A primeira turma, a primeira namoradinha, a primeira transa, a primeira partida, a primeira ressaca, a primeira admissão de emprego… a primeira vez de tantas e tantas coisas são, invariavelmente, inesquecíveis. A Primeira Liga, a primeira final. Apenas nós tricolores sabemos dos obstáculos e das dificuldades de conquistar o direito de estar ali.

Não que o campeonato tenha sido muito sofrido. Apesar de alguns sustos e da necessidade dos tais remedinhos, a emoção parece ter se guardado toda para essa noite. Mas nosso caminho até o jogo de hoje começou muito antes. Começou lá no início de 2013, assim que a perfeição se quebrou em uma queda vertiginosa durante o ano do qual esperávamos o melhor, mas que nos deu o pior.

No ano seguinte fomos nós contra todos e até contra nós mesmos.
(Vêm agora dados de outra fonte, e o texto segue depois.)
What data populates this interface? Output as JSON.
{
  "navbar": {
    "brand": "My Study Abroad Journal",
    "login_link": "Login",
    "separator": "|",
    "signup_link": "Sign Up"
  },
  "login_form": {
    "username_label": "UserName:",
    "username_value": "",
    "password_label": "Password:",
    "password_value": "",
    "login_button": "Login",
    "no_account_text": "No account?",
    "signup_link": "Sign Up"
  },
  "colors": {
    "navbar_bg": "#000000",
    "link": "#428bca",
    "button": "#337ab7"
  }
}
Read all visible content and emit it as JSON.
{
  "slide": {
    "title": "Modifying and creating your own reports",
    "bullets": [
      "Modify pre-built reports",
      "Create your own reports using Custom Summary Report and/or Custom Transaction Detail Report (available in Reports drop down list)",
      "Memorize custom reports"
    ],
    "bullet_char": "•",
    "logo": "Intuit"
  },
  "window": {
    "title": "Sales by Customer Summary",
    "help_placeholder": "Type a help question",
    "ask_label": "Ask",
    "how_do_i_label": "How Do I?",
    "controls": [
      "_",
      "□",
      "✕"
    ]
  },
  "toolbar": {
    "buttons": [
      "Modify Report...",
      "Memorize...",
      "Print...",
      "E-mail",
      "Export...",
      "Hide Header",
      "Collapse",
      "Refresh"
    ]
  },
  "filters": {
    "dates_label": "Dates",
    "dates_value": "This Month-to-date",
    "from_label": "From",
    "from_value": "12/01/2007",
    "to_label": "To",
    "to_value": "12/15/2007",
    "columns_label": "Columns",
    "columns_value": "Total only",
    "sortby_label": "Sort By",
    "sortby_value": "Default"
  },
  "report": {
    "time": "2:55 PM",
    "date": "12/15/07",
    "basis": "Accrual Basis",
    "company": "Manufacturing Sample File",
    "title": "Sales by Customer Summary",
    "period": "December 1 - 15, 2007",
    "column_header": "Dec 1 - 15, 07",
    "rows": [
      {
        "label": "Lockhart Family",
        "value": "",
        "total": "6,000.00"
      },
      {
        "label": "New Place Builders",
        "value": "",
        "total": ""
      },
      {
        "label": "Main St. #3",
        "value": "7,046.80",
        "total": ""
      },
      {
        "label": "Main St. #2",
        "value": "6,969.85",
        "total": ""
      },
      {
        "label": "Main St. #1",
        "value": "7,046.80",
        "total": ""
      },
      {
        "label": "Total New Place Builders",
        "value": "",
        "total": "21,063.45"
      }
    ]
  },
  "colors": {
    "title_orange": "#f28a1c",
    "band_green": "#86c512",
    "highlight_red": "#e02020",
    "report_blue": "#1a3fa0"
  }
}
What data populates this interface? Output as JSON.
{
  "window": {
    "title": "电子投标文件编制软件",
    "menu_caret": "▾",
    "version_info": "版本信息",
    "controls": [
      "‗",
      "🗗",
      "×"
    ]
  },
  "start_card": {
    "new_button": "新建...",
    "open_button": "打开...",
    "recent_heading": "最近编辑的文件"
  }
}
Poucas chances de subir à tona para respirar, sendo que na última, o prêmio por ter sobrevivido foi um soco no estômago.

Em 2015 tivemos que provar que sabíamos andar com nossas próprias pernas. Conseguimos, mas não sem errar muito mais do que acertar. Em alguns momentos até parecia que dispararíamos a correr, mas permanecemos distantes dos objetivos. Acredito que o nosso melhor foi o momento que optamos por enfrentar o corrompido poder imposto na casa que criamos. Ali abrimos a porta para hoje.

Neste ano foi um “ajeita daqui” e “briga dali” que pareceu dar certo a tempo, que nos permitiu chegar à primeira luz no corredor que vislumbramos por aquela porta.

Que Levir Culpi e seus comandados honrem a camisa tricolor como gigantes, que a nossa festa faça as pernas dos adversários tremerem e que a primeira final da Primeira Liga termine em nossa primeira comemoração de título em 2016.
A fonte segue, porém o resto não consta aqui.